Please use this identifier to cite or link to this item: https://repositorio.unifesp.br/handle/11600/29118
Title: High frequency of mutation G377S in Brazilian type 3 Gaucher disease patients
Authors: Rozenberg, Roberto
Araujo, Fernando T.
Fox, Deborah Catherine
Aranda, Paulo Cesar
Nonino, Alexandre
Micheletti, Cecília [UNIFESP]
Martins, Ana Maria [UNIFESP]
Cravo, Renata
Sobreira, Elisa
Pereira, Lygia da Veiga
Universidade de São Paulo (USP)
Hosp Evangel Londrina
Hosp Base Distrito Fed
Universidade Federal de São Paulo (UNIFESP)
HEMORIO
Santa Casa São Paulo
Keywords: Gaucher disease
GBA gene
allele dose effect
Issue Date: 1-Sep-2006
Publisher: Assoc Bras Divulg Cientifica
Citation: Brazilian Journal of Medical and Biological Research. São Paulo: Assoc Bras Divulg Cientifica, v. 39, n. 9, p. 1171-1179, 2006.
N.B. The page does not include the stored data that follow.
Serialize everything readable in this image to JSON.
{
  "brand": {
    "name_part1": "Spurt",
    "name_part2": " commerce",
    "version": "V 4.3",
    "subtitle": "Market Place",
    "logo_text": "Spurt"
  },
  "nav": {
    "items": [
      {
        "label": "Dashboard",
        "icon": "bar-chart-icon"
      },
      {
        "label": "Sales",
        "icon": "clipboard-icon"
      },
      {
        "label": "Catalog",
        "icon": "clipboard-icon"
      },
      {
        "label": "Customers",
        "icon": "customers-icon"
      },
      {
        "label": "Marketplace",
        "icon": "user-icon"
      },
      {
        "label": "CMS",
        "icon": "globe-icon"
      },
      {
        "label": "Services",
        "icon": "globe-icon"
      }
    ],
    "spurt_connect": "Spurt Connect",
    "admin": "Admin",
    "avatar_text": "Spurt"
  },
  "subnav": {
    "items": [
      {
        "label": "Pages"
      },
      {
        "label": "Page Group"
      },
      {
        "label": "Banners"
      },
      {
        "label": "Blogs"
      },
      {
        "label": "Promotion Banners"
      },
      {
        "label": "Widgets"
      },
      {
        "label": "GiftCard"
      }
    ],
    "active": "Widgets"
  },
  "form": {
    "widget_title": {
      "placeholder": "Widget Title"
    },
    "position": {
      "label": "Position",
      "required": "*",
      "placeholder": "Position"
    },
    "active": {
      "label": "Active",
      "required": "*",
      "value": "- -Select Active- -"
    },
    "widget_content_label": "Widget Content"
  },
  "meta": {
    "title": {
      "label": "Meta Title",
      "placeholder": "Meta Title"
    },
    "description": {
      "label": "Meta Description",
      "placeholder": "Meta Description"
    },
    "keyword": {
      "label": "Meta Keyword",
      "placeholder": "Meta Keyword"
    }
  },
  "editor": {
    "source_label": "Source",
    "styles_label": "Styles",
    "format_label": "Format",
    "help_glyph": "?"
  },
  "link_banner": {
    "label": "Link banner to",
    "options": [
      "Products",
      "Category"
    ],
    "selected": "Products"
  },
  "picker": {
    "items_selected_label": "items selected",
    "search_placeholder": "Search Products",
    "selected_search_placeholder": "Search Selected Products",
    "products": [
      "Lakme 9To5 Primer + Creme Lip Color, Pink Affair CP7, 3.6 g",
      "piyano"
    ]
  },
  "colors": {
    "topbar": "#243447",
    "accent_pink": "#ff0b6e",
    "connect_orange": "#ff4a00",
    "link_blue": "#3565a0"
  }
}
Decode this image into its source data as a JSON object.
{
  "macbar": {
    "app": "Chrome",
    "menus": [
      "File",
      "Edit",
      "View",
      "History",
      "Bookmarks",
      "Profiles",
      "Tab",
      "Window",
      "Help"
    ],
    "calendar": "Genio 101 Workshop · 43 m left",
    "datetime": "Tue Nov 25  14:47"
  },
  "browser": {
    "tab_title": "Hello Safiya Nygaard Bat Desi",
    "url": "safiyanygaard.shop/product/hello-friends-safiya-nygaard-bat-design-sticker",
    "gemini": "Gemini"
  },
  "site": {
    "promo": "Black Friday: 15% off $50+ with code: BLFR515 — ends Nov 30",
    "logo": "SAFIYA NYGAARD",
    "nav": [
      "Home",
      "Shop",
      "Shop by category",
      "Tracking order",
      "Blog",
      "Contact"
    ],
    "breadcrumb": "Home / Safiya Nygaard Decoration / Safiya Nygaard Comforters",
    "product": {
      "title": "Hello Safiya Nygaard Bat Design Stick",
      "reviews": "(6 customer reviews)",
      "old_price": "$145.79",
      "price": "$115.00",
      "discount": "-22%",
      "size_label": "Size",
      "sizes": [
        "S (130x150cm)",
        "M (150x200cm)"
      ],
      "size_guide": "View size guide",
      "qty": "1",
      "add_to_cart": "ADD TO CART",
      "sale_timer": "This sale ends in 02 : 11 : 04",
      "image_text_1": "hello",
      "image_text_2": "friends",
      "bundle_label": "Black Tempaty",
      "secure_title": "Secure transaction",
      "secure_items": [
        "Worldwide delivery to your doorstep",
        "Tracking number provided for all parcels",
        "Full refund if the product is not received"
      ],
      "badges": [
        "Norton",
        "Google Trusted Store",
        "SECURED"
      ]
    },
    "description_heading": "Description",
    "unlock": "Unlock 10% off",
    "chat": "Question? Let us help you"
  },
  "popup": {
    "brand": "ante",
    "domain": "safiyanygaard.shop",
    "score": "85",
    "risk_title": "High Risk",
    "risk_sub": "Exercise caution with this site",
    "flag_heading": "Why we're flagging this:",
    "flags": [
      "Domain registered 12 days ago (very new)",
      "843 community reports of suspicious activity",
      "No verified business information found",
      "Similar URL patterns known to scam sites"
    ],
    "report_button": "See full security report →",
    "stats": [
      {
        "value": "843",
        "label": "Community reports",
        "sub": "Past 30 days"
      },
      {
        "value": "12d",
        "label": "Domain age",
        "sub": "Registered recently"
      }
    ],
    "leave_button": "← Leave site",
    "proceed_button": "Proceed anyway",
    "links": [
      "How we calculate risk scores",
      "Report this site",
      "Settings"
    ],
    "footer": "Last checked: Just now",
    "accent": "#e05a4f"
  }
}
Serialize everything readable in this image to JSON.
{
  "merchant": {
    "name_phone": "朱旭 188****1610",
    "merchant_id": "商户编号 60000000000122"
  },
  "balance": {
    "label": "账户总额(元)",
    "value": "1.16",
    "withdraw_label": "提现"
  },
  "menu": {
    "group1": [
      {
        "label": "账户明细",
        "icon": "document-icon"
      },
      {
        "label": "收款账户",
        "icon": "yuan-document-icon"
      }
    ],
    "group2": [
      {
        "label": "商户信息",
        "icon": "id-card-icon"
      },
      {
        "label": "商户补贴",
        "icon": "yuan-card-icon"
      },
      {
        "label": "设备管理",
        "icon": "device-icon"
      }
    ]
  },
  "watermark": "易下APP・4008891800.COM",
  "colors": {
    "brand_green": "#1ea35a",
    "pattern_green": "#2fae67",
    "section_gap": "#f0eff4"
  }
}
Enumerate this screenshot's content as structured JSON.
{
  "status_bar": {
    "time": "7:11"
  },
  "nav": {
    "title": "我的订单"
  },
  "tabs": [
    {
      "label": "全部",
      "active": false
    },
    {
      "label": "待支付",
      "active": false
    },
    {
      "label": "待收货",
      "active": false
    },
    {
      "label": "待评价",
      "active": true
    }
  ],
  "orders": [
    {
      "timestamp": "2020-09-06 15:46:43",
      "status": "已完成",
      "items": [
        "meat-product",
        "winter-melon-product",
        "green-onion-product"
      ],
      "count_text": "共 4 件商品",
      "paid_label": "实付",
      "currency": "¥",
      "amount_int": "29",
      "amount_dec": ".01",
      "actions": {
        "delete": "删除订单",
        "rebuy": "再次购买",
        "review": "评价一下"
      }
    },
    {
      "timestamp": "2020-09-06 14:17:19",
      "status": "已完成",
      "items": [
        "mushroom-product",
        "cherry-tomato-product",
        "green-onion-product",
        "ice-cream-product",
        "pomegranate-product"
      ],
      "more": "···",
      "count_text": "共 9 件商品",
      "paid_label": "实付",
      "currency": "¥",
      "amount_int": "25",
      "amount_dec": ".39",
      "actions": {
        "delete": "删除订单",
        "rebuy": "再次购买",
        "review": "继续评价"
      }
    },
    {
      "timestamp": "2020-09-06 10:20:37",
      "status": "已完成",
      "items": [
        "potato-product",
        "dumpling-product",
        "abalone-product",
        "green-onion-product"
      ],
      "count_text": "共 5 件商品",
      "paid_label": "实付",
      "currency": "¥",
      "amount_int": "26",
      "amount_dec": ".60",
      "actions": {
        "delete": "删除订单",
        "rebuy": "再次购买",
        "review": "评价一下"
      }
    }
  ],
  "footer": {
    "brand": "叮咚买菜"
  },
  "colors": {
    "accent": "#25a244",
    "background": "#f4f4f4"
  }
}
Abstract: Gaucher disease (GD), the most prevalent lysosome storage disorder, presents an autosomal recessive mode of inheritance. It is a paradigm for therapeutic intervention in medical genetics due to the existence of effective enzyme replacement therapy. We report here the analysis of GD in 262 unrelated Brazilian patients, carried out in order to establish the frequency of the most common mutations and to provide prognostic information based on genotype-phenotype correlations. Among 247 type 1 GD patients, mutation N370S was detected in 47% of all the alleles, but N370S/N370S homozygosity was found in only 10% of the patients, a much lower frequency than expected, suggesting that most individuals presenting this genotype may not receive medical attention. Recombinant alleles were detected at a high frequency: 44% of the chromosomes bearing mutation L444P had other mutations derived from the pseudogene sequence, present in 25% of patients. Three neuronopathic type 2 patients were homozygous for L444P, all presenting additional mutations (E326K or recombinant alleles) that probably lead to the more severe phenotypes. Six children, classified as type 1 GD patients, had a L444P/L444P genotype, showing that neuronopathic symptoms may only manifest later in life. This would indicate the need for a higher treatment dose during enzyme replacement therapy. Finally, mutation G377S was present in 4 homozygous type 1 patients and also in compound heterozygosity in 5 (42%) type 3 patients. These findings indicate that G377S cannot be unambiguously classified as mild and suggest an allele-dose effect for this mutation.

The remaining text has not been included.